Being an opinion-maker means never having to say you’re sorry
For pundits with an agenda to push, one of the best things about blogging has to be the fact that new posts appear at the top and old content just fades into the archives. Get something monumentally wrong? It’s no big deal, because if you keep cranking out more blog posts then the dodgy ones will sink to the bottom of the pile and be forgotten. Unless someone happens to keep track of these things and spread the word. And that’s a role Pure Poison can play.
So, here’s a story about Jennifer Marohasy. For those who don’t know the name, Dr Marohasy is a Senior Fellow at the Institute of Public Afffairs (IPA), a conservative think-tank with ties to the Liberal Party. As well as producing IPA publications and writing a column in The Land, Jennifer has a blog that she refers to as an online community, despite allowing some of the most abrasive and personally insulting commentators in the blogosphere to comment freely.
It was on her blog last month that Jennifer published a claim that Bond University had dismissed an Adjunct Professor because he had published an article criticising the evidence for global warming. Dr Jon Jenkins published an op-ed in The Australian titled “The warmaholics’ fantasy”. I won’t discuss the flaws in the article here – it’s been done elsewhere by Graham Readfearn and Tim Lambert. Instead, let’s move on to the consequences of the article’s publication. Marohasy reported that:
For his opinion, Professor Jenkins received an official reprimand from the Bond University Registrar and then was informed last Friday that his adjunct status had been revoked.
She didn’t give any indication of her source of the information. She then elaborated on her view of what had happened:
No doubt he has contravened some rule or other at the University and no doubt this would have gone unnoticed if Professor Jenkins had a more popular opinion on these most politically charged subjects.
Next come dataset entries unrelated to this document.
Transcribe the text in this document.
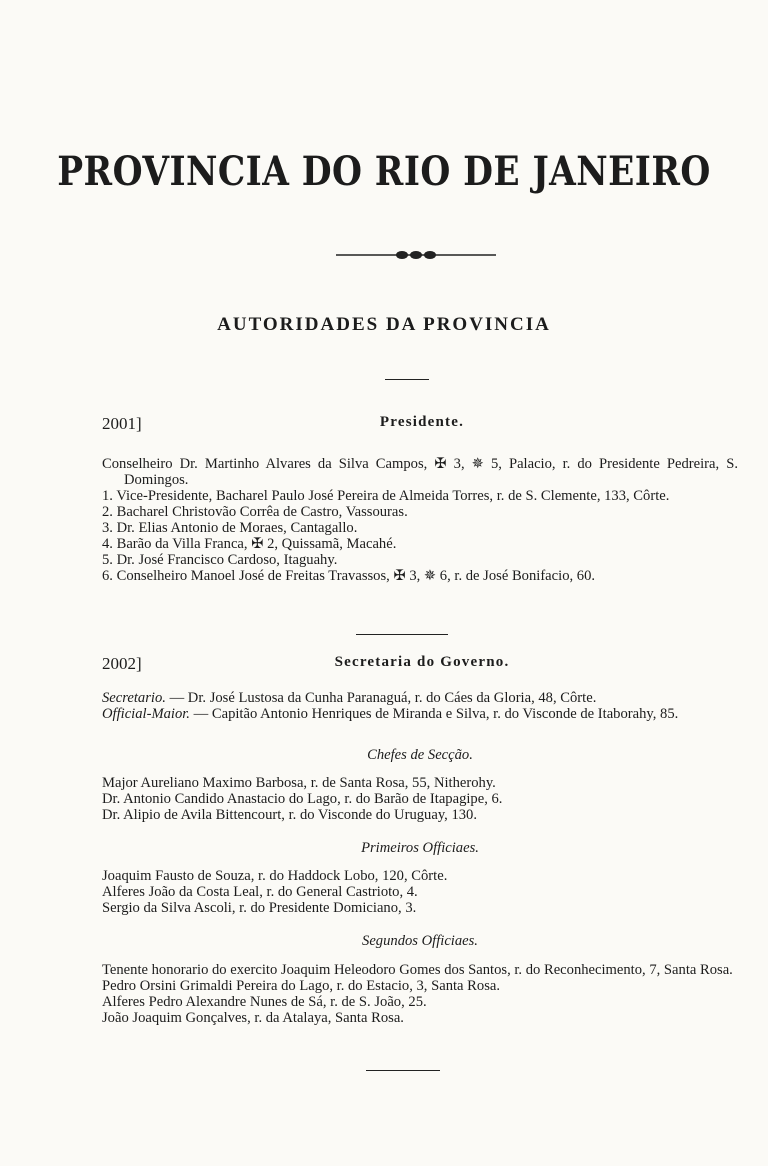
PROVINCIA DO RIO DE JANEIRO
AUTORIDADES DA PROVINCIA
2001]	Presidente.

Conselheiro Dr. Martinho Alvares da Silva Campos, ✠ 3, ✵ 5, Palacio, r. do Presidente Pedreira, S. Domingos.

1. Vice-Presidente, Bacharel Paulo José Pereira de Almeida Torres, r. de S. Clemente, 133, Côrte.

2. Bacharel Christovão Corrêa de Castro, Vassouras.

3. Dr. Elias Antonio de Moraes, Cantagallo.

4. Barão da Villa Franca, ✠ 2, Quissamã, Macahé.

5. Dr. José Francisco Cardoso, Itaguahy.

6. Conselheiro Manoel José de Freitas Travassos, ✠ 3, ✵ 6, r. de José Bonifacio, 60.

2002]	Secretaria do Governo.

Secretario. — Dr. José Lustosa da Cunha Paranaguá, r. do Cáes da Gloria, 48, Côrte.

Official-Maior. — Capitão Antonio Henriques de Miranda e Silva, r. do Visconde de Itaborahy, 85.

Chefes de Secção.

Major Aureliano Maximo Barbosa, r. de Santa Rosa, 55, Nitherohy.

Dr. Antonio Candido Anastacio do Lago, r. do Barão de Itapagipe, 6.

Dr. Alipio de Avila Bittencourt, r. do Visconde do Uruguay, 130.

Primeiros Officiaes.

Joaquim Fausto de Souza, r. do Haddock Lobo, 120, Côrte.

Alferes João da Costa Leal, r. do General Castrioto, 4.

Sergio da Silva Ascoli, r. do Presidente Domiciano, 3.

Segundos Officiaes.

Tenente honorario do exercito Joaquim Heleodoro Gomes dos Santos, r. do Reconhecimento, 7, Santa Rosa.

Pedro Orsini Grimaldi Pereira do Lago, r. do Estacio, 3, Santa Rosa.

Alferes Pedro Alexandre Nunes de Sá, r. de S. João, 25.

João Joaquim Gonçalves, r. da Atalaya, Santa Rosa.
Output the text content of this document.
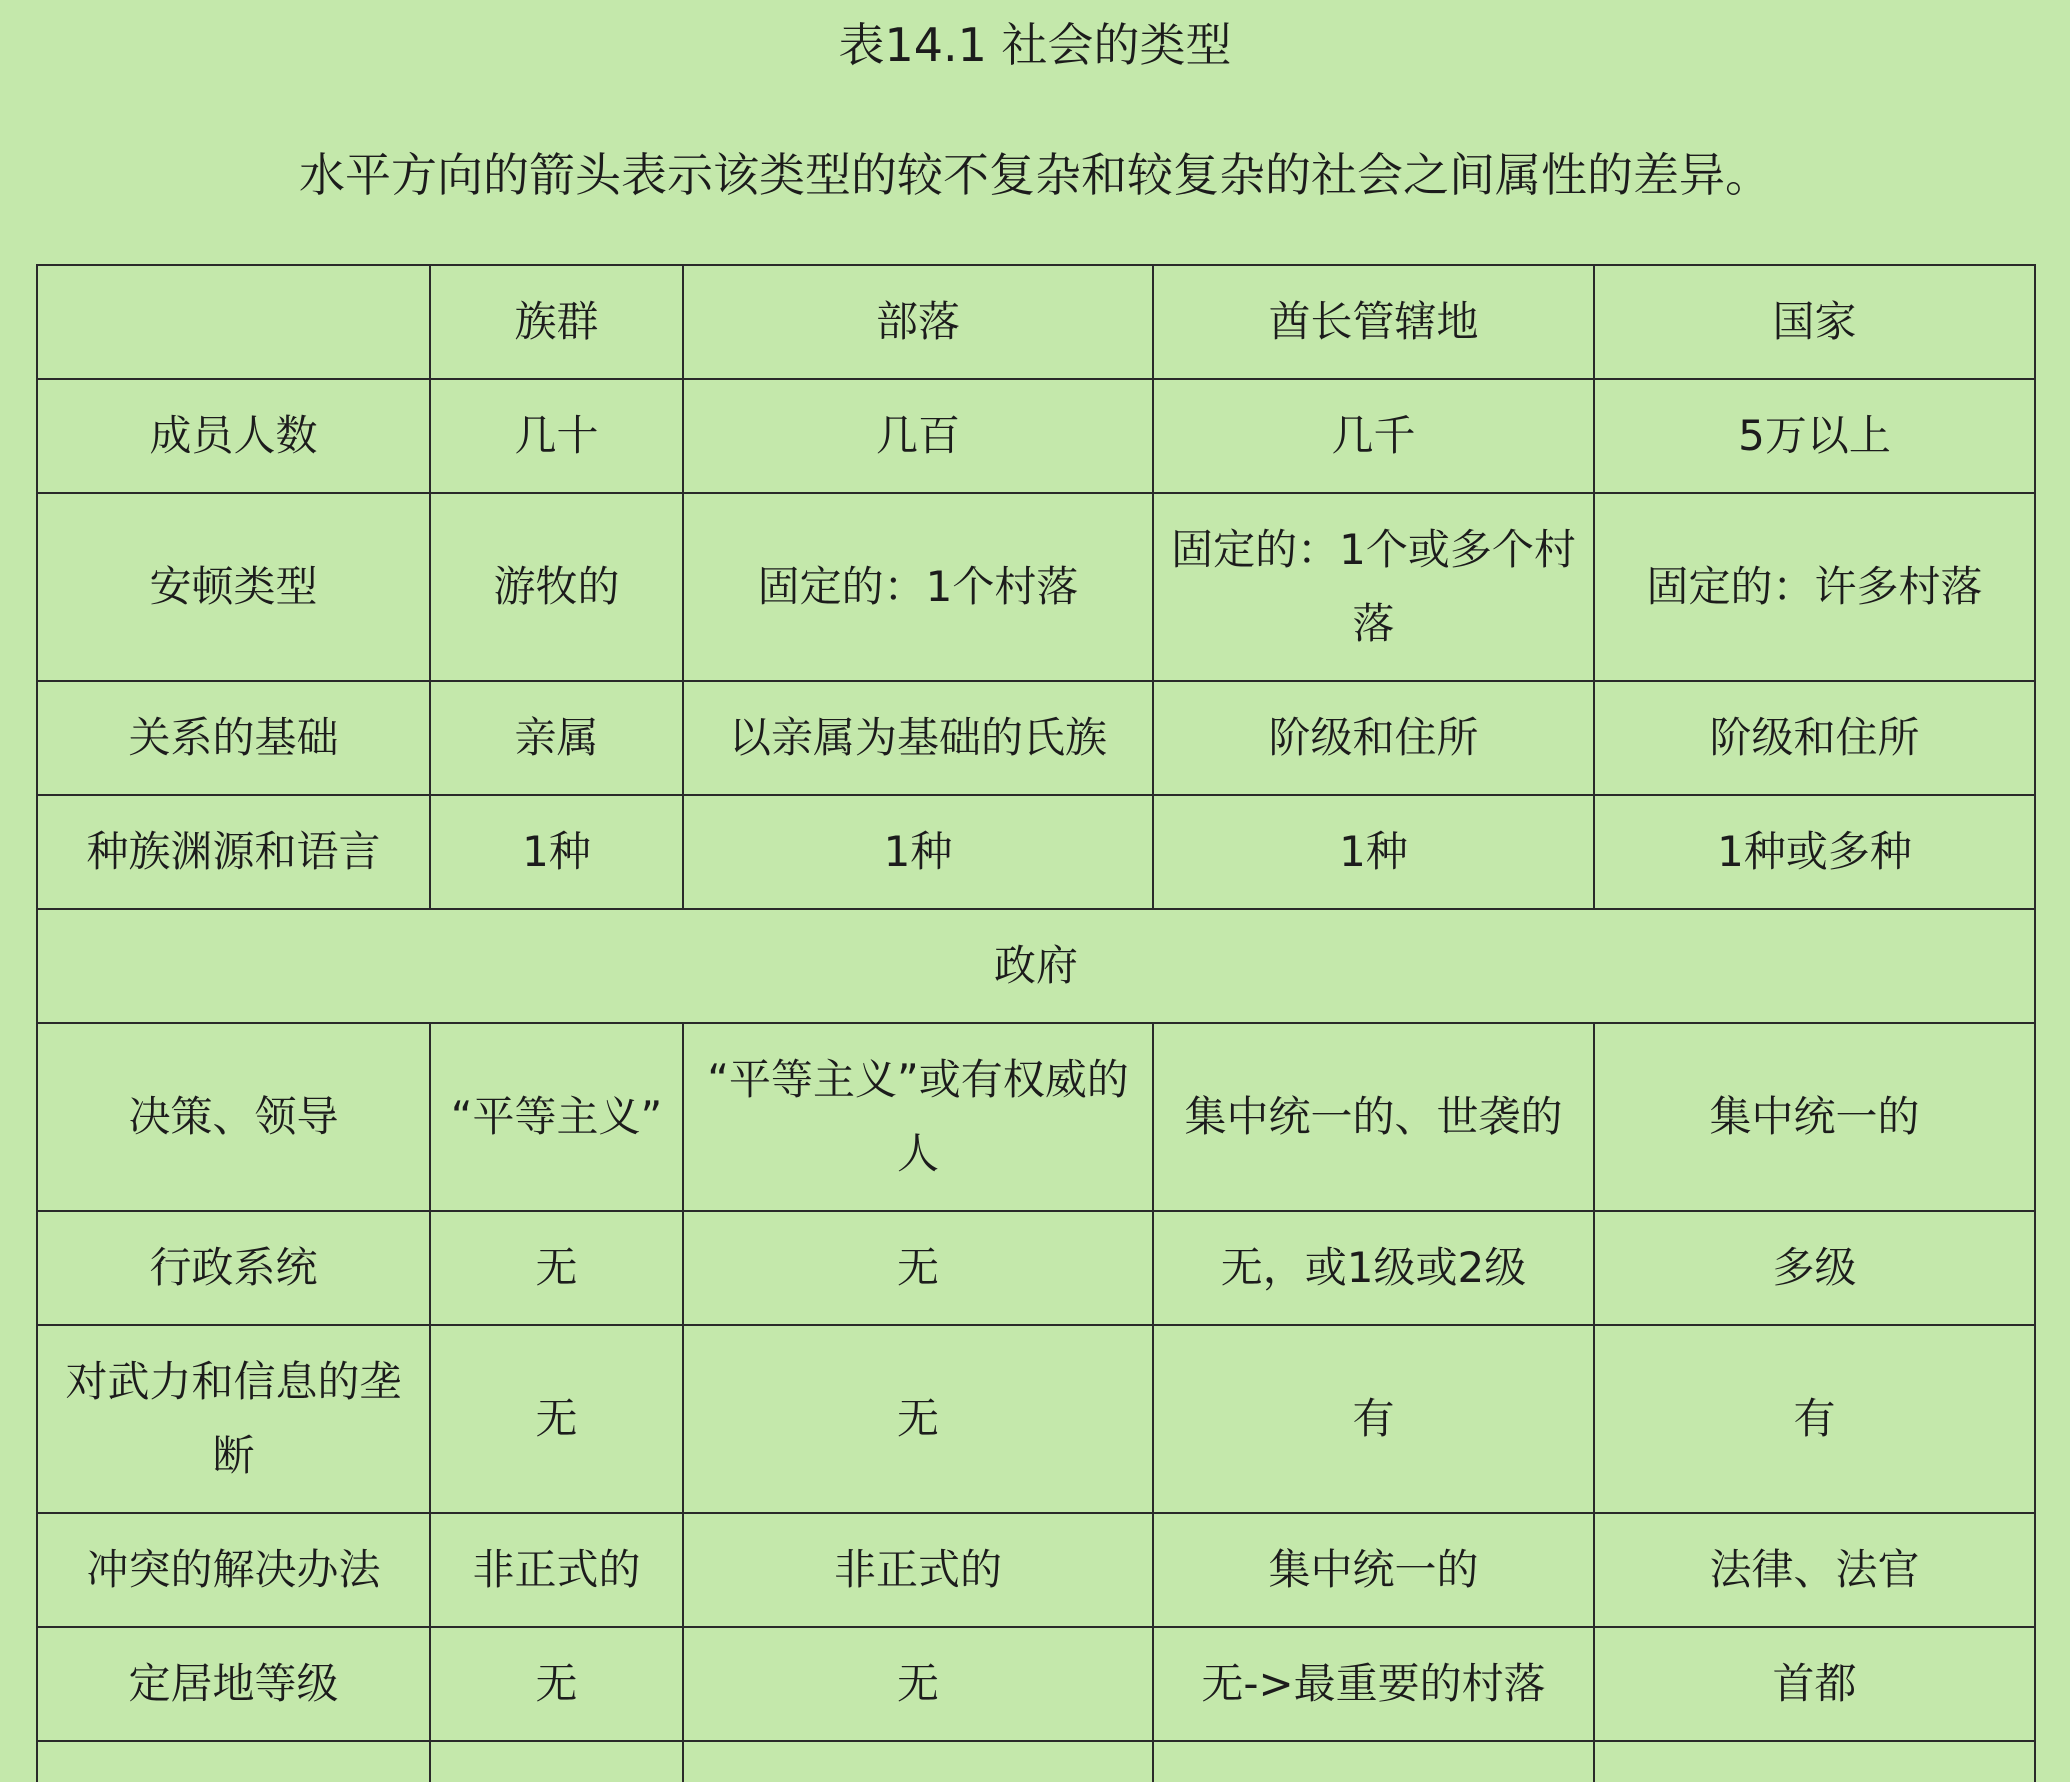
表14.1 社会的类型

水平方向的箭头表示该类型的较不复杂和较复杂的社会之间属性的差异。

	族群	部落	酋长管辖地	国家
成员人数	几十	几百	几千	5万以上
安顿类型	游牧的	固定的：1个村落	固定的：1个或多个村落	固定的：许多村落
关系的基础	亲属	以亲属为基础的氏族	阶级和住所	阶级和住所
种族渊源和语言	1种	1种	1种	1种或多种
政府				
决策、领导	“平等主义”	“平等主义”或有权威的人	集中统一的、世袭的	集中统一的
行政系统	无	无	无，或1级或2级	多级
对武力和信息的垄断	无	无	有	有
冲突的解决办法	非正式的	非正式的	集中统一的	法律、法官
定居地等级	无	无	无->最重要的村落	首都
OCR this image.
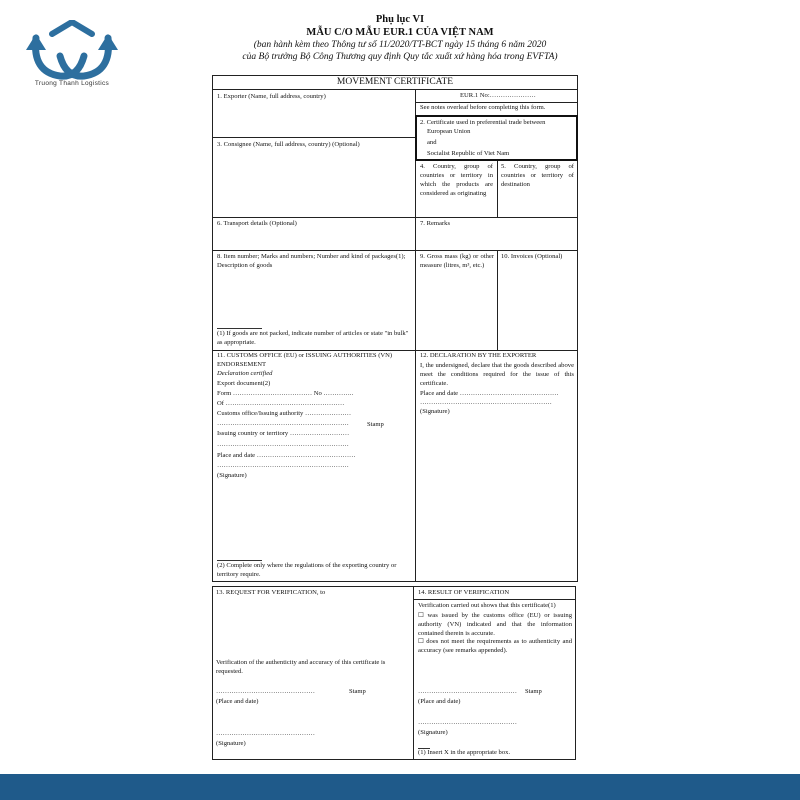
Truong Thanh Logistics
Phụ lục VI
MẪU C/O MẪU EUR.1 CỦA VIỆT NAM
(ban hành kèm theo Thông tư số 11/2020/TT-BCT ngày 15 tháng 6 năm 2020
của Bộ trưởng Bộ Công Thương quy định Quy tắc xuất xứ hàng hóa trong EVFTA)
MOVEMENT CERTIFICATE
1. Exporter (Name, full address, country)	EUR.1 No:…………………
See notes overleaf before completing this form.
2. Certificate used in preferential trade between
European Union
and
Socialist Republic of Viet Nam
3. Consignee (Name, full address, country) (Optional)
4. Country, group of countries or territory in which the products are considered as originating
5. Country, group of countries or territory of destination
6. Transport details (Optional)	7. Remarks
8. Item number; Marks and numbers; Number and kind of packages(1); Description of goods
9. Gross mass (kg) or other measure (litres, m³, etc.)
10. Invoices (Optional)
(1) If goods are not packed, indicate number of articles or state "in bulk" as appropriate.
11. CUSTOMS OFFICE (EU) or ISSUING AUTHORITIES (VN) ENDORSEMENT
Declaration certified
Export document(2)
Form ……………………………… No …………..
Of ………………………………………………
Customs office/Issuing authority …………………
……………………………………………………	Stamp
Issuing country or territory ………………………
……………………………………………………
Place and date ………………………………………
……………………………………………………
(Signature)
(2) Complete only where the regulations of the exporting country or territory require.
12. DECLARATION BY THE EXPORTER
I, the undersigned, declare that the goods described above meet the conditions required for the issue of this certificate.
Place and date ………………………………………
……………………………………………………
(Signature)
13. REQUEST FOR VERIFICATION, to
Verification of the authenticity and accuracy of this certificate is requested.
………………………………………	Stamp
(Place and date)
………………………………………
(Signature)
14. RESULT OF VERIFICATION
Verification carried out shows that this certificate(1)
☐ was issued by the customs office (EU) or issuing authority (VN) indicated and that the information contained therein is accurate.
☐ does not meet the requirements as to authenticity and accuracy (see remarks appended).
……………………………………… Stamp
(Place and date)
………………………………………
(Signature)
(1) Insert X in the appropriate box.
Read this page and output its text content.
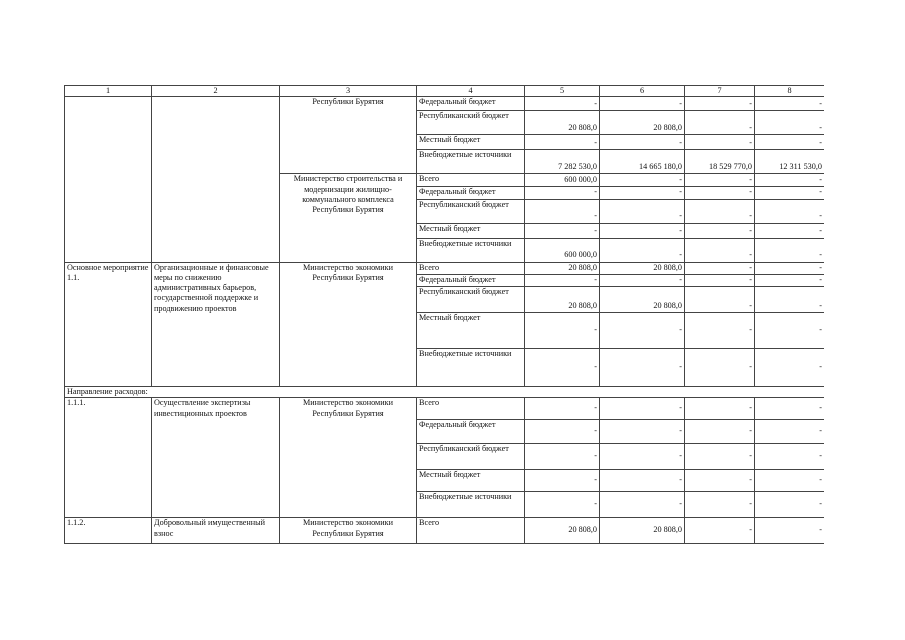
1	2	3	4	5	6	7	8
		Республики Бурятия	Федеральный бюджет	-	-	-	-
			Республиканский бюджет	20 808,0	20 808,0	-	-
			Местный бюджет	-	-	-	-
			Внебюджетные источники	7 282 530,0	14 665 180,0	18 529 770,0	12 311 530,0
		Министерство строительства и модернизации жилищно-коммунального комплекса Республики Бурятия	Всего	600 000,0	-	-	-
			Федеральный бюджет	-	-	-	-
			Республиканский бюджет	-	-	-	-
			Местный бюджет	-	-	-	-
			Внебюджетные источники	600 000,0	-	-	-
Основное мероприятие 1.1.	Организационные и финансовые меры по снижению административных барьеров, государственной поддержке и продвижению проектов	Министерство экономики Республики Бурятия	Всего	20 808,0	20 808,0	-	-
			Федеральный бюджет	-	-	-	-
			Республиканский бюджет	20 808,0	20 808,0	-	-
			Местный бюджет	-	-	-	-
			Внебюджетные источники	-	-	-	-
Направление расходов:							
1.1.1.	Осуществление экспертизы инвестиционных проектов	Министерство экономики Республики Бурятия	Всего	-	-	-	-
			Федеральный бюджет	-	-	-	-
			Республиканский бюджет	-	-	-	-
			Местный бюджет	-	-	-	-
			Внебюджетные источники	-	-	-	-
1.1.2.	Добровольный имущественный взнос	Министерство экономики Республики Бурятия	Всего	20 808,0	20 808,0	-	-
It’s interesting, and more than a touch ironic, that a scientific opinion writer who claims that we are not sceptical enough was happy to present an unsourced and unconfirmed claim while asserting that there was “no doubt” about what had happened, why it had happened, and what might have been different if Jenkins did not argue against the evidence for global warming.
Fortunately for those interested in the truth, someone was sceptical about Marohasy’s claims. Tim Lambert contacted Bond University and received the following explanation:
Dr Jenkins was a member of staff here for some considerable time and resigned to enter the NSW Parliament.
Dr Jenkins was asked to keep an association with University as an adjunct but indicated in 2008 that serious health problems would probably prevent him taking an active role. As a result Dr Jenkins was removed from the adjunct staff listing in 2008. An administrative oversight resulted in Dr Jenkins not being informed of this change in status.
Assertions that Dr Jenkins has been reprimanded and/or ‘dismissed’ are without foundation.
That cleared everything up. So, Marohasy could have just given her readers the accurate explanation and indicated she was wrong, right? Well, no. Instead, she felt the need to continue to suggest there was climate change politics at play:
That is, an administrative oversight resulted in Dr Jenkins not being informed of his change in status until after he published the controversial opinion piece in The Australian newspaper.
Perhaps if the piece had been more politically correct his name could have just been added back onto the list?
And then she went even further, visiting Lambert’s blog and insisting that “[g]iven you have previously very publicly accused Dr Jenkins of deceit on this issue I suggest you now issue him with a very public apology,” and began making false assertions that Lambert had claimed Jenkins had never held an adjunct position. But her most disingenuous statement was the following:
My original blog piece included both fact and opinion. You may disagree with my opinion (based on the facts and my world view), but the facts stand. Mr Lambert queried the facts unsuccessfully. His opinion (based on his world view), though, has not changed.
Marohasy claimed that “[f]or his opinion,” Jenkins was reprimanded and then dismissed – an assertion of fact that turned out to be wrong. She suggested there was “no doubt” that the university had done so on some technical violation that “no doubt” would have been overlooked if his views were different – and maintained that opinion even after the facts were clarified. When her description of the facts was shown to be wrong, she nonetheless managed to maintain her opinion.
“No Doubt” Marohasy, that is not the way a sceptic or a scientist should think. Your readers deserve better. And this sort of intellectual dishonesty should not be forgotten.